Washington, D.C., is a federal district located on the Potomac and Anacostia rivers between Virginia and Maryland. The District of Columbia, often called simply D.C. or the District, is home to all three branches of the federal government, as well as hundreds of nonprofit organizations, law firms, think tanks, embassies and lobbying firms. The District's nearly 672,300 residents (based on 2014 U.S. Census Bureau estimates) are nearly 50% black or African-American. The populace is highly educated, with slightly more than 53% of adults 25 and over holding a bachelor's degree or higher. During the day, the population swells to more than a million as hundreds of thousands of commuters fill the downtown area to work.

From the Washington Monument and Smithsonian Institute to the Jefferson Memorial and National Air and Space Museum, tourists and residents alike can brush up against the cultural heritage of an entire nation.

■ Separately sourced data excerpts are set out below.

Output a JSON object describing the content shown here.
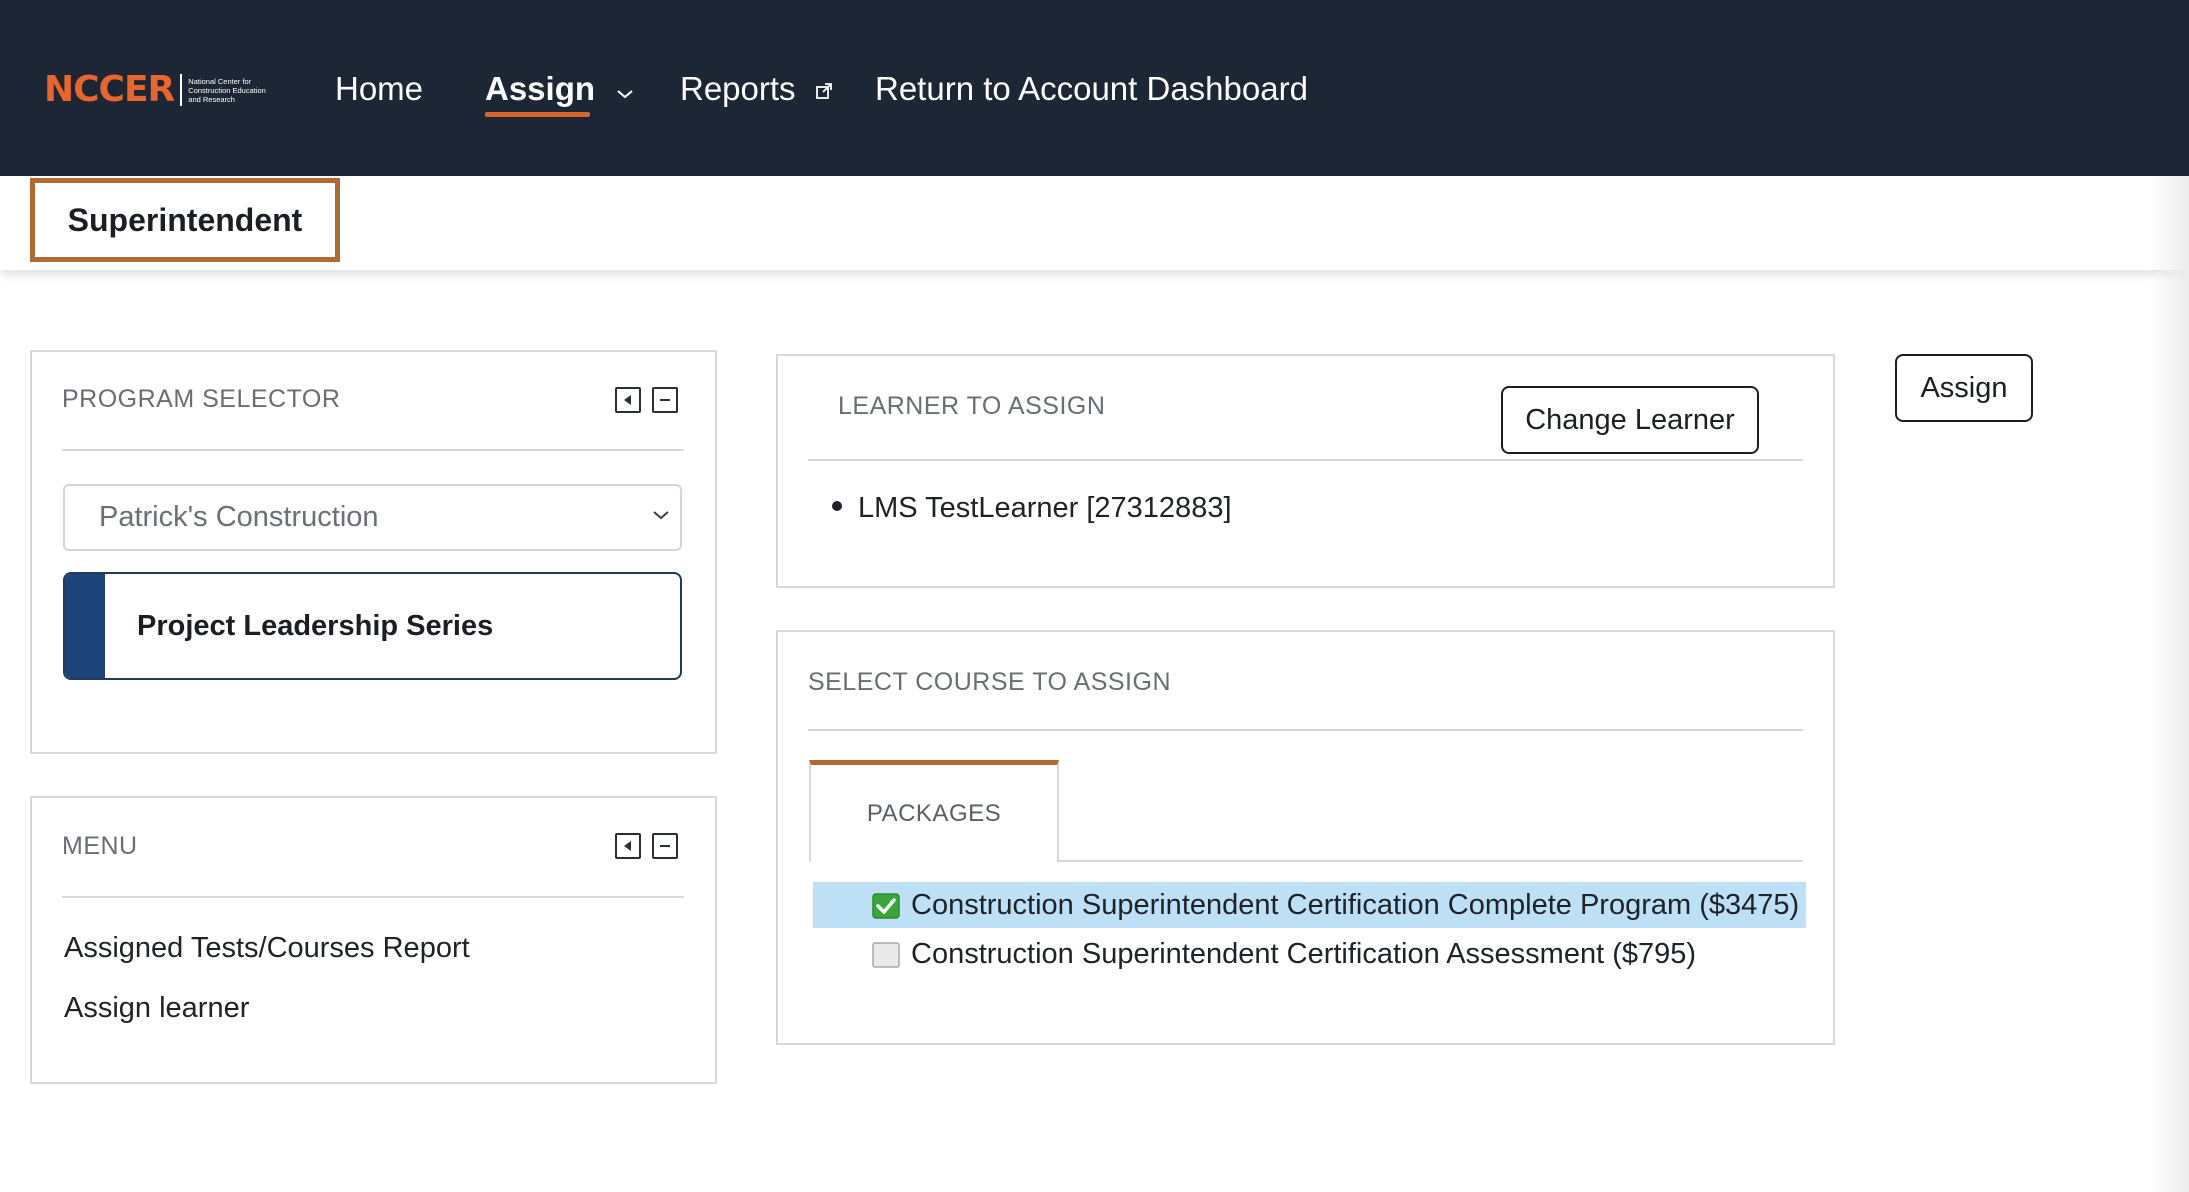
{
  "logo": {
    "word": "NCCER",
    "tagline": [
      "National Center for",
      "Construction Education",
      "and Research"
    ]
  },
  "nav": {
    "home": "Home",
    "assign": "Assign",
    "reports": "Reports",
    "dashboard": "Return to Account Dashboard"
  },
  "role_tab": "Superintendent",
  "program_selector": {
    "title": "PROGRAM SELECTOR",
    "selected_company": "Patrick's Construction",
    "program": "Project Leadership Series"
  },
  "menu": {
    "title": "MENU",
    "items": [
      "Assigned Tests/Courses Report",
      "Assign learner"
    ]
  },
  "learner": {
    "title": "LEARNER TO ASSIGN",
    "change_button": "Change Learner",
    "name": "LMS TestLearner [27312883]"
  },
  "assign_button": "Assign",
  "course": {
    "title": "SELECT COURSE TO ASSIGN",
    "tab": "PACKAGES",
    "packages": [
      {
        "label": "Construction Superintendent Certification Complete Program ($3475)",
        "checked": true
      },
      {
        "label": "Construction Superintendent Certification Assessment ($795)",
        "checked": false
      }
    ]
  },
  "colors": {
    "nav_bg": "#1c2635",
    "accent": "#b06a33",
    "program_accent": "#1c4478",
    "selected_row": "#bde0f7",
    "check_green": "#3aa53a"
  },
  "icons": {
    "assign_dropdown": "chevron-down-icon",
    "reports_external": "external-link-icon",
    "panel_collapse": "caret-left-icon",
    "panel_minimize": "minus-icon",
    "select_dropdown": "chevron-down-icon",
    "checked": "checkbox-checked-icon",
    "unchecked": "checkbox-unchecked-icon"
  }
}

The District also hosts several major-league sports teams, including baseball's Washington Nationals and football's Washington Redskins. The performing arts likewise find a welcome home in D.C., with institutions such as the Kennedy Center and Lincoln Theater hosting performances by world-class musicians and theater companies.


D.C. is an education nexus, with more than a dozen 4-year nonprofit colleges and universities within the city limits. Among the best-known institutions within the District are George Washington University (GWU), Georgetown University (GU), American University (AU) and Howard University. The local government also operates the University of the District of Columbia.


The District of Columbia is the quintessential company town. The company, of course, is the federal government of the United States. Most people who work in or around D.C. have some sort of federal government connection, although the public sector's dominance over the economy is waning slightly as financial services, health care and media companies expand their presence in the area. According to the U.S. Bureau of Labor Statistics, D.C.'s unemployment rate was 6.5%, as of March 2016. The government sector held nearly 240,000 jobs, while professional and business services held 163,400 jobs.